You hear about the unfortunate results every day. Hackers steal billions of dollars from people just like you every year.
Criminals steal your tax refunds. They use your home address, Social Security number and other stolen information to use your ID to buy things, apply for credit and even take your home from you.
This is a serious problem in the digital age we’re living in. Fortunately, you do not have to be an easy target.
In fact, it’s fairly straightforward to remain anonymous when you’re online by using a Virtual Private Network, or VPN. That’s especially important when you’re trying to keep your data safe while using public Wi-Fi at places like your local coffee shop or fast-food restaurant.
How VPNs keep you safe
Virtual Private Networks hide your online activity in two key ways. First, your online activity is sent to the VPN’s servers and sent back to you with their IP address.
You have an IP or Internet Protocol address that identifies the device you’re using to get online, even though you may not know it. Your computer, tablet and smartphone each have a distinct IP address.

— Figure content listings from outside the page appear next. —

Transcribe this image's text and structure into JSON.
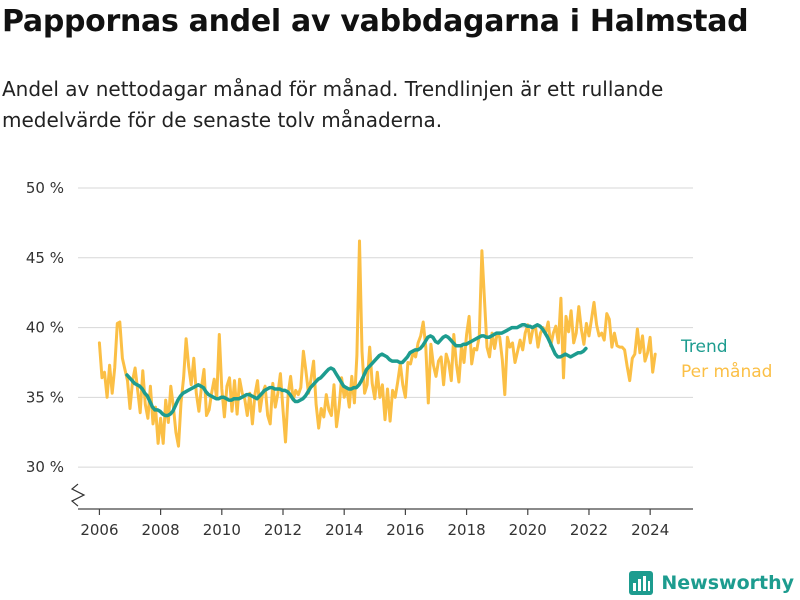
{
  "header": {
    "title": "Pappornas andel av vabbdagarna i Halmstad",
    "subtitle": "Andel av nettodagar månad för månad. Trendlinjen är ett rullande medelvärde för de senaste tolv månaderna."
  },
  "brand": {
    "name": "Newsworthy",
    "icon": "bar-chart-logo-icon",
    "color": "#1d9c8f"
  },
  "chart_data": {
    "type": "line",
    "xlabel": "",
    "ylabel": "",
    "xlim": [
      2005.3,
      2025.4
    ],
    "ylim": [
      27,
      50
    ],
    "y_ticks": [
      30,
      35,
      40,
      45,
      50
    ],
    "y_tick_labels": [
      "30 %",
      "35 %",
      "40 %",
      "45 %",
      "50 %"
    ],
    "x_ticks": [
      2006,
      2008,
      2010,
      2012,
      2014,
      2016,
      2018,
      2020,
      2022,
      2024
    ],
    "x_tick_labels": [
      "2006",
      "2008",
      "2010",
      "2012",
      "2014",
      "2016",
      "2018",
      "2020",
      "2022",
      "2024"
    ],
    "grid": "horizontal",
    "axis_break": true,
    "legend_placement": "right-end-of-lines",
    "series": [
      {
        "name": "Per månad",
        "color": "#fbbf45",
        "x_start": 2006.0,
        "x_step": 0.08333,
        "values": [
          38.9,
          36.4,
          36.8,
          35.0,
          37.3,
          35.3,
          37.1,
          40.3,
          40.4,
          37.8,
          37.0,
          36.2,
          34.2,
          36.2,
          37.1,
          35.5,
          33.9,
          36.9,
          34.5,
          33.5,
          35.8,
          33.1,
          34.3,
          31.7,
          33.5,
          31.7,
          34.8,
          33.2,
          35.8,
          34.3,
          32.5,
          31.5,
          34.6,
          36.4,
          39.2,
          37.2,
          35.9,
          37.8,
          35.3,
          34.0,
          35.7,
          37.0,
          33.7,
          34.1,
          35.3,
          36.3,
          34.9,
          39.5,
          35.6,
          33.6,
          35.8,
          36.4,
          34.0,
          36.2,
          33.8,
          36.3,
          35.3,
          34.9,
          33.7,
          35.3,
          33.1,
          35.2,
          36.2,
          34.0,
          35.3,
          35.8,
          33.7,
          33.1,
          36.0,
          34.3,
          35.3,
          36.7,
          34.1,
          31.8,
          35.2,
          36.5,
          34.8,
          35.5,
          35.2,
          35.7,
          38.3,
          36.9,
          35.3,
          36.3,
          37.6,
          34.5,
          32.8,
          34.2,
          33.6,
          35.2,
          34.1,
          33.7,
          35.9,
          32.9,
          34.3,
          36.4,
          35.0,
          35.7,
          34.3,
          36.5,
          34.6,
          38.0,
          46.2,
          38.3,
          35.3,
          35.9,
          38.6,
          36.0,
          34.9,
          36.8,
          35.0,
          35.9,
          33.4,
          35.6,
          33.3,
          35.5,
          35.0,
          36.1,
          37.4,
          35.9,
          35.0,
          37.5,
          37.4,
          38.2,
          37.9,
          38.9,
          39.4,
          40.4,
          38.6,
          34.6,
          38.8,
          37.3,
          36.5,
          37.6,
          37.9,
          35.9,
          38.1,
          37.5,
          36.2,
          39.5,
          37.4,
          36.1,
          38.7,
          37.5,
          39.5,
          40.8,
          37.4,
          38.5,
          38.4,
          39.4,
          45.5,
          42.1,
          38.6,
          37.9,
          39.6,
          38.5,
          39.6,
          39.3,
          37.7,
          35.2,
          39.3,
          38.6,
          38.9,
          37.5,
          38.3,
          39.1,
          38.4,
          39.6,
          40.2,
          38.9,
          39.9,
          40.1,
          38.6,
          39.6,
          40.0,
          39.6,
          40.4,
          38.7,
          39.6,
          40.1,
          38.9,
          42.1,
          36.4,
          40.8,
          39.7,
          41.2,
          38.9,
          39.6,
          41.5,
          39.9,
          38.8,
          40.3,
          39.4,
          40.6,
          41.8,
          40.2,
          39.4,
          39.6,
          39.1,
          41.0,
          40.6,
          38.6,
          39.6,
          38.7,
          38.6,
          38.6,
          38.4,
          37.2,
          36.2,
          37.8,
          38.1,
          39.9,
          38.2,
          39.4,
          37.6,
          38.2,
          39.3,
          36.8,
          38.1
        ]
      },
      {
        "name": "Trend",
        "color": "#1d9c8f",
        "x_start": 2006.9,
        "x_step": 0.08333,
        "values": [
          36.6,
          36.4,
          36.2,
          36.0,
          35.9,
          35.8,
          35.6,
          35.3,
          35.1,
          34.7,
          34.3,
          34.1,
          34.1,
          34.0,
          33.8,
          33.7,
          33.7,
          33.8,
          34.0,
          34.4,
          34.8,
          35.1,
          35.3,
          35.4,
          35.5,
          35.6,
          35.7,
          35.8,
          35.9,
          35.8,
          35.7,
          35.4,
          35.2,
          35.1,
          35.0,
          34.9,
          34.9,
          35.0,
          35.0,
          34.9,
          34.8,
          34.8,
          34.9,
          34.9,
          34.9,
          35.0,
          35.1,
          35.2,
          35.2,
          35.1,
          35.0,
          34.9,
          35.1,
          35.3,
          35.5,
          35.6,
          35.7,
          35.7,
          35.6,
          35.6,
          35.6,
          35.5,
          35.5,
          35.4,
          35.2,
          34.9,
          34.7,
          34.7,
          34.8,
          34.9,
          35.1,
          35.4,
          35.7,
          35.9,
          36.1,
          36.3,
          36.4,
          36.6,
          36.8,
          37.0,
          37.1,
          37.0,
          36.7,
          36.4,
          36.1,
          35.8,
          35.7,
          35.6,
          35.6,
          35.7,
          35.7,
          35.9,
          36.2,
          36.6,
          37.0,
          37.2,
          37.4,
          37.6,
          37.8,
          38.0,
          38.1,
          38.0,
          37.9,
          37.7,
          37.6,
          37.6,
          37.6,
          37.5,
          37.5,
          37.7,
          37.9,
          38.2,
          38.3,
          38.4,
          38.4,
          38.5,
          38.7,
          39.0,
          39.3,
          39.4,
          39.3,
          39.0,
          38.9,
          39.1,
          39.3,
          39.4,
          39.3,
          39.1,
          38.9,
          38.7,
          38.7,
          38.7,
          38.8,
          38.8,
          38.9,
          39.0,
          39.1,
          39.2,
          39.3,
          39.4,
          39.4,
          39.3,
          39.3,
          39.4,
          39.5,
          39.6,
          39.6,
          39.6,
          39.7,
          39.8,
          39.9,
          40.0,
          40.0,
          40.0,
          40.1,
          40.2,
          40.2,
          40.1,
          40.1,
          40.0,
          40.1,
          40.2,
          40.1,
          39.9,
          39.6,
          39.3,
          38.9,
          38.5,
          38.1,
          37.9,
          37.9,
          38.0,
          38.1,
          38.0,
          37.9,
          38.0,
          38.1,
          38.2,
          38.2,
          38.3,
          38.5
        ]
      }
    ]
  }
}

VPNs hide you by making it appear that you’re using their IP address. That IP address could be halfway around the world, so hackers have no idea where you are.
Second, VPNs use encryption to make it nearly impossible for hackers, cybercriminals or government snoops to find you. Encryption, you might remember from the 2015 San Bernardino terrorist attack, scrambles your information.
The result is, hackers cannot access your online activity without a password. They also cannot see anything valuable because it’s scrambled into jibberish.